When I was younger, I used to play a fair bit with car speakers and connect them to my home Pioneer hifi separates. I blew a couple of speakers in this way (as you do) and when I discussed it with an installer a while later was told that this was due to the impedance on the car speakers being 4 ohm and the house speakers being 8 Ohm. He suggested 'wiring the speakers as a pair' in parallel or series - I forget which, but basically I think he meant splitting the source wire into two sources and then feed to a speaker each one. This should in theory bring the total impedance to 8Ohm.
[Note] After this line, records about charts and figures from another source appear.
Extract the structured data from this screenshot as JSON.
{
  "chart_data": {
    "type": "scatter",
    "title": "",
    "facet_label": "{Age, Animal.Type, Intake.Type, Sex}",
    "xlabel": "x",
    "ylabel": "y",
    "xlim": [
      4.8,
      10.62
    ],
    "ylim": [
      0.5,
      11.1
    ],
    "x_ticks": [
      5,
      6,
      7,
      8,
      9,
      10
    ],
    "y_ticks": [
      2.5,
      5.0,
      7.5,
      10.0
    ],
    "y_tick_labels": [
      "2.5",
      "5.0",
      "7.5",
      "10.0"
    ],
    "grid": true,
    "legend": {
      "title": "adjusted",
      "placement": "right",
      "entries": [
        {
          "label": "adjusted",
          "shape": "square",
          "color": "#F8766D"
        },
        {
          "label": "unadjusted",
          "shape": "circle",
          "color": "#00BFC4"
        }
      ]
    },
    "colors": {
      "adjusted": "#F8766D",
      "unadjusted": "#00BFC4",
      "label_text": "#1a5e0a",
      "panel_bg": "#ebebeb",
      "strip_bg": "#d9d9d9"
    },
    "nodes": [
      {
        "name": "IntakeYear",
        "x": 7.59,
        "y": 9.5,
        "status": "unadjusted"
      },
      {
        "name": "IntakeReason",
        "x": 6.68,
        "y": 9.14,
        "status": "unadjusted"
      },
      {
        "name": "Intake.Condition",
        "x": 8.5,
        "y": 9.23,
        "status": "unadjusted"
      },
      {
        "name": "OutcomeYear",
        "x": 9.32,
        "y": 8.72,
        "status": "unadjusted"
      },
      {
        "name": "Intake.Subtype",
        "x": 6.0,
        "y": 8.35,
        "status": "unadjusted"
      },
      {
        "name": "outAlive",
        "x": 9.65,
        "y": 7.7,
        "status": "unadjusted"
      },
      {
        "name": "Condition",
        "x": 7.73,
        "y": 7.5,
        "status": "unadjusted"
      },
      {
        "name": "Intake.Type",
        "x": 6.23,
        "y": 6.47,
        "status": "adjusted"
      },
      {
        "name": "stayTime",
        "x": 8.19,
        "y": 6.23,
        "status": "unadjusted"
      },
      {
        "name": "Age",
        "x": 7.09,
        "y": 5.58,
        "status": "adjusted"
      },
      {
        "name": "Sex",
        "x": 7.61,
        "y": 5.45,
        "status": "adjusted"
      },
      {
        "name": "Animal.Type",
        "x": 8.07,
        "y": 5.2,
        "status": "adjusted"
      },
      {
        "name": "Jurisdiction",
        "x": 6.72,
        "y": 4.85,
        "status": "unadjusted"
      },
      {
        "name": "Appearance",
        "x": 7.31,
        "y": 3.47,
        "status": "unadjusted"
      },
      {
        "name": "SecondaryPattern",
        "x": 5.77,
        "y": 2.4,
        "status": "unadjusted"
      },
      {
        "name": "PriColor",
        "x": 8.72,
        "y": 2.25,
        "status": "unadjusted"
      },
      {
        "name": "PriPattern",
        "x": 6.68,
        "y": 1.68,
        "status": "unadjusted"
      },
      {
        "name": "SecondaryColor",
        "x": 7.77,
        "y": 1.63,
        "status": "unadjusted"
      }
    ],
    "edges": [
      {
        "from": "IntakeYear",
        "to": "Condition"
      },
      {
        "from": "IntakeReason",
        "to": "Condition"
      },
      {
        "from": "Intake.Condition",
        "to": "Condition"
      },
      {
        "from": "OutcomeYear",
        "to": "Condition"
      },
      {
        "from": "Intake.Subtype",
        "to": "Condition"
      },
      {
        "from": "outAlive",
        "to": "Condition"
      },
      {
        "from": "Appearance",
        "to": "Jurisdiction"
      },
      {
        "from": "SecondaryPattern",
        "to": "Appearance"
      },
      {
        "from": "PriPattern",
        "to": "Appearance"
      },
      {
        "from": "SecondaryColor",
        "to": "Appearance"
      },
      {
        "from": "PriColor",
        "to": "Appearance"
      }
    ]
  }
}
Now I am all grown up (36) I am looking to install a home AV system around several rooms in the house and am wondering whether or not I could use something like this to utilise car speakers in the ceiling in place of very expensive house speakers which are fitted into the roof (they all seem to be over £100 \ £150 a pair!!) I'd like some common sense advice here please, is there a way I can wire a pair of car speakers to provide some sound around the house (cheaply) or do I HAVE to go with dedicated 8Ohm house speakers for the job. Aside from anything else, it seems as though there is an awful lot more choice when it comes to car speakers than there is for in-ceiling house speakers. Is it bad for the speakers, or amp or what? I'm looking for background to medium type noise levels etc, I'm not turning the house into a nightclub!! Thanks in advance guys!! Jag
If you wire the speakers as a pair in parallel; (For two 4ohms car speakers) 1/R=1/4 + 1/4 1/R=2/4=1/2 R=2 ohms (the resistance value you'll get) (don't even think of trying it!) in serial; R=4+4 R=8 ohms (this mostly fits to home amplifiers, however, they provide 6ohms as well) I recommend that you use reasonable 8ohms speakers for the home theater amplifier you have. Despite the fact that the impedance value fits to 8ohms when you wire two car speakers as a pair in serial, this type of connection will tire your amp as well as the capacitors of the car speakers. Furthermore, you can get unwanted peak sounds from car speakers.
Question: Although you can get good sound with the car stereo speakers using EQ (and maybe a notch filter or two in the crossover), will you get good dispersion? Car speakers are designed to operate in an enclosed air space in front of the cone (the car's cabin), while the back air enclosure is either very limited in size (a door, for example) or VERY spacious (a trunk). Those considerations make me wonder if the dispersion will be less than optimal.